This week’s newsletter summarizes a proposal for creating a unified multi-wallet backup that circumvents the inability to import BIP32 extended private keys into many wallets that support deterministic key derivation. Also included are our regular sections describing release candidates and changes to popular Bitcoin infrastructure software.

Action items

None this week.

News

  • Proposal for using one BIP32 keychain to seed multiple child keychains: several weeks ago, Ethan Kosakovsky posted to the Bitcoin-Dev mailing list a proposal for using one BIP32 Hierarchical Deterministic (HD) keychain to create seeds for child HD keychains that can be used in different contexts. This may seem unnecessary given that BIP32 already provides extended private keys (xprvs) that can be shared between signing wallets. The problem is that many wallets don’t implement the ability to import xprvs—they only allow importing either an HD seed or some precursor data that is transformed into the seed (e.g. BIP39 or SLIP39 seed words).

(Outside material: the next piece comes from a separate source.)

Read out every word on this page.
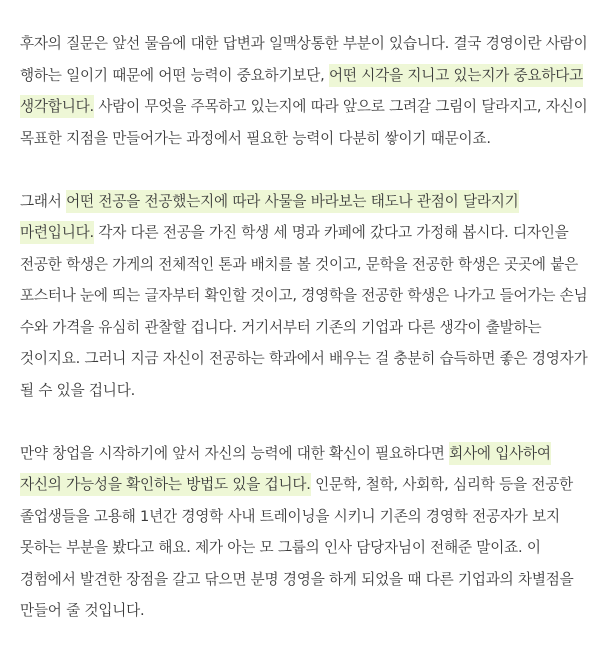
후자의 질문은 앞선 물음에 대한 답변과 일맥상통한 부분이 있습니다. 결국 경영이란 사람이 행하는 일이기 때문에 어떤 능력이 중요하기보단, 어떤 시각을 지니고 있는지가 중요하다고 생각합니다. 사람이 무엇을 주목하고 있는지에 따라 앞으로 그려갈 그림이 달라지고, 자신이 목표한 지점을 만들어가는 과정에서 필요한 능력이 다분히 쌓이기 때문이죠.

그래서 어떤 전공을 전공했는지에 따라 사물을 바라보는 태도나 관점이 달라지기 마련입니다. 각자 다른 전공을 가진 학생 세 명과 카페에 갔다고 가정해 봅시다. 디자인을 전공한 학생은 가게의 전체적인 톤과 배치를 볼 것이고, 문학을 전공한 학생은 곳곳에 붙은 포스터나 눈에 띄는 글자부터 확인할 것이고, 경영학을 전공한 학생은 나가고 들어가는 손님 수와 가격을 유심히 관찰할 겁니다. 거기서부터 기존의 기업과 다른 생각이 출발하는 것이지요. 그러니 지금 자신이 전공하는 학과에서 배우는 걸 충분히 습득하면 좋은 경영자가 될 수 있을 겁니다.

만약 창업을 시작하기에 앞서 자신의 능력에 대한 확신이 필요하다면 회사에 입사하여 자신의 가능성을 확인하는 방법도 있을 겁니다. 인문학, 철학, 사회학, 심리학 등을 전공한 졸업생들을 고용해 1년간 경영학 사내 트레이닝을 시키니 기존의 경영학 전공자가 보지 못하는 부분을 봤다고 해요. 제가 아는 모 그룹의 인사 담당자님이 전해준 말이죠. 이 경험에서 발견한 장점을 갈고 닦으면 분명 경영을 하게 되었을 때 다른 기업과의 차별점을 만들어 줄 것입니다.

    Kosakovsky’s proposal is to create a super-keychain whose child keys are transformed into seeds, seed words, or other data that can be input into various wallets’ HD keychain recovery fields. That way a user with multiple wallets can backup all of them using just the super-keychain’s seed (plus the derivation paths and the library for transforming deterministic entropy into input data).

    Using one BIP32 keychain to seed child BIP32 keychains

    Reaction to the proposal was mixed (pro: 1, 2; con: 1, 2), but this week one hardware wallet manufacturer stated their intent to implement support for the protocol and requested additional review of the proposal.

Releases and release candidates

New releases and release candidates for popular Bitcoin infrastructure projects. Please consider upgrading to new releases or helping to test release candidates.

  • Bitcoin Core 0.20.0rc1 the first release candidate for the next major version of Bitcoin Core is available for testing by experienced users. Please report any problems you discover so that they can be fixed before the final release.

Notable code and documentation changes

Notable changes this week in Bitcoin Core, C-Lightning, Eclair, LND, libsecp256k1, Bitcoin Improvement Proposals (BIPs), and Lightning BOLTs.

  • LND #3967 adds support for sending multipath payments, complementing the already-existing receiving logic. Previously, LND would fail to pay invoices whose full amount couldn’t be carried by a single route. With multipath payments, LND can now split invoices into smaller HTLCs which can each take a different route, making better use of the liquidity in LN. Users can control the maximum number of partial payments using an RPC parameter or command line option.

  • LND #4075 allows invoices to be created for payments greater than the previous limit of around 0.043 BTC. The network-wide HTLC limit of 0.043 BTC prevents payments greater than that amount over a single channel. With the implementation of sending multipath payments also merged in LND this week, invoices can be issued for an aggregate payment amount greater than 0.043 BTC, which the sender then splits into partial payments.